Williams will remain on staff until his retirement. He will serve as chief executive officer of instructional projects, and continue to receive his current salary of $230,829. Among other duties as assigned by the Board of Education, Williams will serve as a consultant to Austin.
Austin will make $235,000 plus a stipend for his doctoral degree.
Critics, who include parents and some educators, say that the hiring of the new superintendent is only the latest example of the district's irresponsible spending. Union members say that teaching positions have been lost with no plans to restore them.
Former Chief Academic Officer Martin Griffin resigned in the fall of 2013, amid allegations of poor leadership and on suspicion of uploading pornography -- involving himself -- to a website. The district agreed to pay him his full salary for months immediately following his resignation.

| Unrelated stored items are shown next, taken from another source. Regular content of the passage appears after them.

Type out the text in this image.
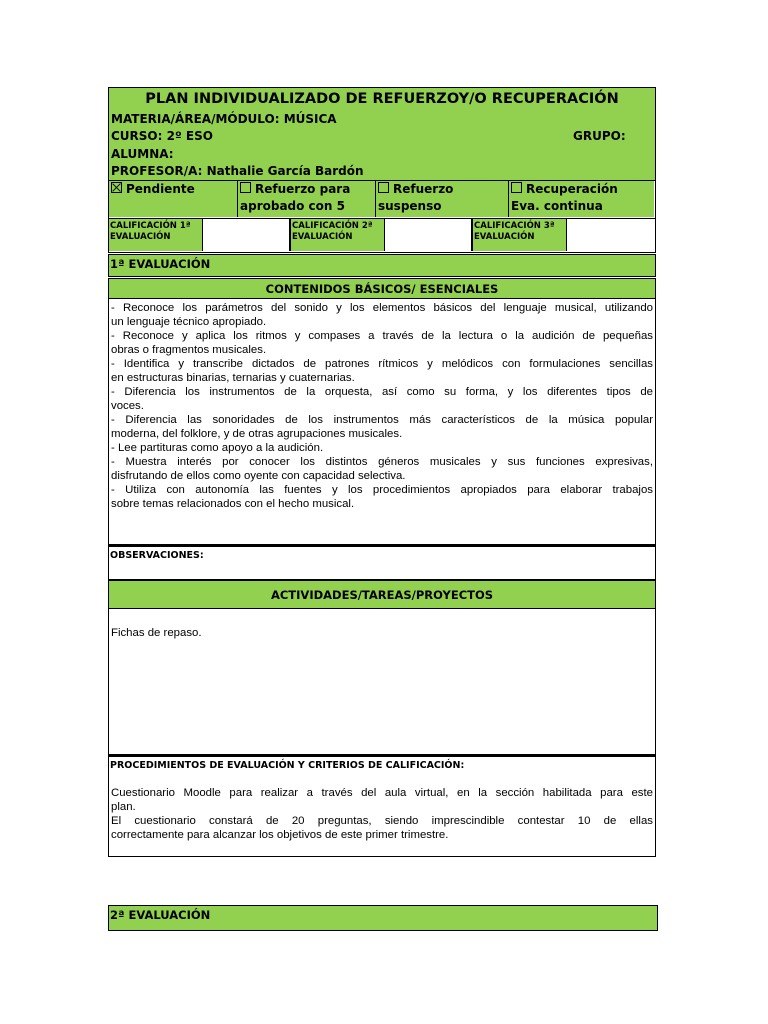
PLAN INDIVIDUALIZADO DE REFUERZOY/O RECUPERACIÓN
MATERIA/ÁREA/MÓDULO: MÚSICA
CURSO: 2º ESO	GRUPO:
ALUMNA:
PROFESOR/A: Nathalie García Bardón
Pendiente	Refuerzo para
aprobado con 5
Refuerzo
suspenso
Recuperación
Eva. continua
CALIFICACIÓN 1ª
EVALUACIÓN
CALIFICACIÓN 2ª
EVALUACIÓN
CALIFICACIÓN 3ª
EVALUACIÓN
1ª EVALUACIÓN
CONTENIDOS BÁSICOS/ ESENCIALES
- Reconoce los parámetros del sonido y los elementos básicos del lenguaje musical, utilizando
un lenguaje técnico apropiado.
- Reconoce y aplica los ritmos y compases a través de la lectura o la audición de pequeñas
obras o fragmentos musicales.
- Identifica y transcribe dictados de patrones rítmicos y melódicos con formulaciones sencillas
en estructuras binarias, ternarias y cuaternarias.
- Diferencia los instrumentos de la orquesta, así como su forma, y los diferentes tipos de
voces.
- Diferencia las sonoridades de los instrumentos más característicos de la música popular
moderna, del folklore, y de otras agrupaciones musicales.
- Lee partituras como apoyo a la audición.
- Muestra interés por conocer los distintos géneros musicales y sus funciones expresivas,
disfrutando de ellos como oyente con capacidad selectiva.
- Utiliza con autonomía las fuentes y los procedimientos apropiados para elaborar trabajos
sobre temas relacionados con el hecho musical.
OBSERVACIONES:
ACTIVIDADES/TAREAS/PROYECTOS
Fichas de repaso.
PROCEDIMIENTOS DE EVALUACIÓN Y CRITERIOS DE CALIFICACIÓN:
Cuestionario Moodle para realizar a través del aula virtual, en la sección habilitada para este
plan.
El cuestionario constará de 20 preguntas, siendo imprescindible contestar 10 de ellas
correctamente para alcanzar los objetivos de este primer trimestre.
2ª EVALUACIÓN
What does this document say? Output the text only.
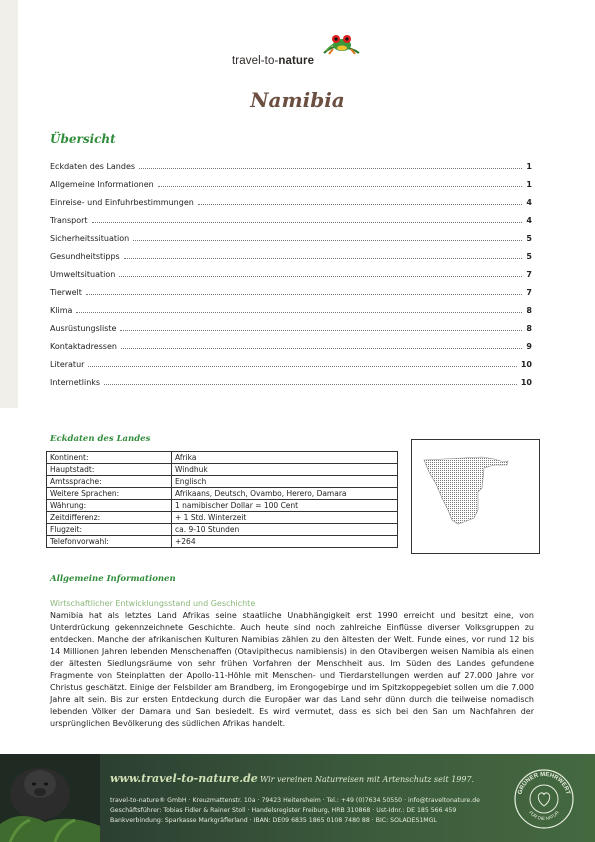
travel-to-nature
Namibia
Übersicht
Eckdaten des Landes	1
Allgemeine Informationen	1
Einreise- und Einfuhrbestimmungen	4
Transport	4
Sicherheitssituation	5
Gesundheitstipps	5
Umweltsituation	7
Tierwelt	7
Klima	8
Ausrüstungsliste	8
Kontaktadressen	9
Literatur	10
Internetlinks	10
Eckdaten des Landes
Kontinent:	Afrika
Hauptstadt:	Windhuk
Amtssprache:	Englisch
Weitere Sprachen:	Afrikaans, Deutsch, Ovambo, Herero, Damara
Währung:	1 namibischer Dollar = 100 Cent
Zeitdifferenz:	+ 1 Std. Winterzeit
Flugzeit:	ca. 9-10 Stunden
Telefonvorwahl:	+264
Allgemeine Informationen
Wirtschaftlicher Entwicklungsstand und Geschichte
Namibia hat als letztes Land Afrikas seine staatliche Unabhängigkeit erst 1990 erreicht und besitzt eine, von Unterdrückung gekennzeichnete Geschichte. Auch heute sind noch zahlreiche Einflüsse diverser Volksgruppen zu entdecken. Manche der afrikanischen Kulturen Namibias zählen zu den ältesten der Welt. Funde eines, vor rund 12 bis 14 Millionen Jahren lebenden Menschenaffen (Otavipithecus namibiensis) in den Otavibergen weisen Namibia als einen der ältesten Siedlungsräume von sehr frühen Vorfahren der Menschheit aus. Im Süden des Landes gefundene Fragmente von Steinplatten der Apollo-11-Höhle mit Menschen- und Tierdarstellungen werden auf 27.000 Jahre vor Christus geschätzt. Einige der Felsbilder am Brandberg, im Erongogebirge und im Spitzkoppegebiet sollen um die 7.000 Jahre alt sein. Bis zur ersten Entdeckung durch die Europäer war das Land sehr dünn durch die teilweise nomadisch lebenden Völker der Damara und San besiedelt. Es wird vermutet, dass es sich bei den San um Nachfahren der ursprünglichen Bevölkerung des südlichen Afrikas handelt.
www.travel-to-nature.de Wir vereinen Naturreisen mit Artenschutz seit 1997.
travel-to-nature® GmbH · Kreuzmattenstr. 10a · 79423 Heitersheim · Tel.: +49 (0)7634 50550 · info@traveltonature.de
Geschäftsführer: Tobias Fidler & Rainer Stoll · Handelsregister Freiburg, HRB 310868 · Ust-Idnr.: DE 185 566 459
Bankverbindung: Sparkasse Markgräflerland · IBAN: DE09 6835 1865 0108 7480 88 · BIC: SOLADES1MGL
GRÜNER MEHRWERT
FÜR DIE NATUR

"They're out of control," said Barry Yudess, a district parent. "Walker Williams is being given a golden handshake to stay on for one more year...It doesn't make sense to me that we can't spend more money on teachers."
The search for a new superintendent began in February. The Cosca Group, an education consulting team, was awarded a contract to help search for candidates in March. The board conducted two rounds of interviews and hired a third party to investigate the records of all candidates.
“The board wanted to develop a carefully thought-out transition program that doesn’t rush anyone out. We want to make sure that our track record of success continues, and not be in a hurry and pick the wrong candidate,” Bowes said.
The high-performing district has about 11,800 students in grades K-12.